Scientists Plan to Produce Meat from the Air

The San Francisco-based company proposes to make meat from water, air, and minerals. A young startup called Air Protein announced the creation of the first-ever “air-based” artificial meat, writes “Agro-Center”.

The company was inspired by NASA’s idea from ​​the 1960s, which was to use astronauts’ carbon dioxide to convert microorganisms into food, according to the New York Post. At the heart of that development were microorganisms-hydrogenotrophs, which, in the presence of hydrogen, turn carbon dioxide to methane. Then, the energy produced allows creating the necessary proteins, components of meat.

The mission of Air Protein is to feed people with air protein products. According to a press release on the company’s website, the protein in their meat is produced by natural processes and “completely free from the use of pesticides, herbicides, hormones or antibiotics”.

The elements found in the air are used and converted into a nutrient-rich protein with the same amino acid profile as the animal protein, which contains B vitamins. The product looks like a light brown powder and has a “neutral taste” “. Although it is difficult to call it whole meat, according to representatives of the startup, it can be mixed with other ingredients and used for cooking full meals or used as an ingredient in protein bars and cocktails.

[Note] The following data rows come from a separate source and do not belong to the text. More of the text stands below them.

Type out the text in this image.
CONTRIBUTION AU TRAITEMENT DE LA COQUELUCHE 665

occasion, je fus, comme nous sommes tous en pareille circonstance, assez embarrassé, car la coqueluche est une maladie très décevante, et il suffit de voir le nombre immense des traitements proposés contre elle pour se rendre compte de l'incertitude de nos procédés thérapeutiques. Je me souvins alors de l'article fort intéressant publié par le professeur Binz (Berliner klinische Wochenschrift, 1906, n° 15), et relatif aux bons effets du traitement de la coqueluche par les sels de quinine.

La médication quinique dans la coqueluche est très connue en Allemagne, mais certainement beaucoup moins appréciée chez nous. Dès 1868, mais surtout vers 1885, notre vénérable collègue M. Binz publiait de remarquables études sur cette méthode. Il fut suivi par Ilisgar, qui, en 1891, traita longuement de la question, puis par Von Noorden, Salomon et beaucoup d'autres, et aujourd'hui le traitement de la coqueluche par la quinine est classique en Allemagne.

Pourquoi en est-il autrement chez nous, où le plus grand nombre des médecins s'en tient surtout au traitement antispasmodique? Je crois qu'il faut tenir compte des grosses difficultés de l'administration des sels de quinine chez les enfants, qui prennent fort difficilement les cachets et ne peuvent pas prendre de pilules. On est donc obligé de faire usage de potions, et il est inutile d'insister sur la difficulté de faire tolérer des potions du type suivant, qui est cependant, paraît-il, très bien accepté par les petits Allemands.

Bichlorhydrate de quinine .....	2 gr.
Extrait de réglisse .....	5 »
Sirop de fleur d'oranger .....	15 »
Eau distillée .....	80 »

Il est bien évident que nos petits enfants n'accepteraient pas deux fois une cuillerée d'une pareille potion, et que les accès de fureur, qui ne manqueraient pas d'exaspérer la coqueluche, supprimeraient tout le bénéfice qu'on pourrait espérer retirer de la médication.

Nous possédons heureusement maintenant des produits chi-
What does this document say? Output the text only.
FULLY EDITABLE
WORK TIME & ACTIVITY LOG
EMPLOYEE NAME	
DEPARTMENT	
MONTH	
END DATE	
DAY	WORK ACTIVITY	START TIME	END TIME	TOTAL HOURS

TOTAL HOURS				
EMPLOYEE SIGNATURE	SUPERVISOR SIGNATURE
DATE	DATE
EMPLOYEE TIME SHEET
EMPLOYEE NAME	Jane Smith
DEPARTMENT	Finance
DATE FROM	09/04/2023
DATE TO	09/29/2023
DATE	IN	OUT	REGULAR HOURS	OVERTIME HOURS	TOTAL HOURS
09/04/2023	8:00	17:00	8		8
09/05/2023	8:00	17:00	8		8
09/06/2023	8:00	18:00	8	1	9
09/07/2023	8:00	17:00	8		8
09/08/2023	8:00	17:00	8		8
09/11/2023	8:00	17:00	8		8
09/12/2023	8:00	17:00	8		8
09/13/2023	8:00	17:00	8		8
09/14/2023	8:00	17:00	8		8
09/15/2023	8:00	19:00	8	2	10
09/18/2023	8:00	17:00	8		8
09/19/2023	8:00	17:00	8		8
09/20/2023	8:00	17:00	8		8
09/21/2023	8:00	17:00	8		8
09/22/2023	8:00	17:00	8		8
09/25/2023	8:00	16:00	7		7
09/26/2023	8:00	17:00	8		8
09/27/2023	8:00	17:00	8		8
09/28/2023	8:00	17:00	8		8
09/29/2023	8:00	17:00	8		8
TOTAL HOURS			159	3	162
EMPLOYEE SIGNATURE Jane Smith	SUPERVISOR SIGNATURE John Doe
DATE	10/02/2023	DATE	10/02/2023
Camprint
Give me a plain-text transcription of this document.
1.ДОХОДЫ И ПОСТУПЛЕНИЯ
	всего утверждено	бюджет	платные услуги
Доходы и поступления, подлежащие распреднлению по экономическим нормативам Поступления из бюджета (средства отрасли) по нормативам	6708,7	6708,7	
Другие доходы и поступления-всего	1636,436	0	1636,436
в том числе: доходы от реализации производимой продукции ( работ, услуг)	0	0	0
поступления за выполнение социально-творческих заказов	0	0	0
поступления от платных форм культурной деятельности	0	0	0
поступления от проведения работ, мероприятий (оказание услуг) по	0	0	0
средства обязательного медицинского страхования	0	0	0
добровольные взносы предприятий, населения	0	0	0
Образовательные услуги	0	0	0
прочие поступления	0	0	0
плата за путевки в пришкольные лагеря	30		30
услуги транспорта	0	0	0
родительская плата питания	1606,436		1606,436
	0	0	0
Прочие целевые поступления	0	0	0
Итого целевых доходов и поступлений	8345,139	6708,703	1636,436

Air Protein plans to produce such foods as vegan burgers, protein-rich pasta, flakes, and drinks within hours, regardless of season and weather conditions.

“The statistics are clear. Our resources are under extreme stress, as evidenced by the fires in Amazon forests, deforestation, and increasing drought. We need to produce more food with less dependence on agricultural and water resources. Air-based meat solves these and other problems,”

said Air Protein CEO Lisa Inded, an associate at Berkeley University.

“We believe that air-based meat is a revolution that will help solve food problems of the next generation without harming nature.”

Let’s recall that earlier scientists reproduced the texture of artificial meat and refuted the long-standing claim that red and processed meat is bad for health.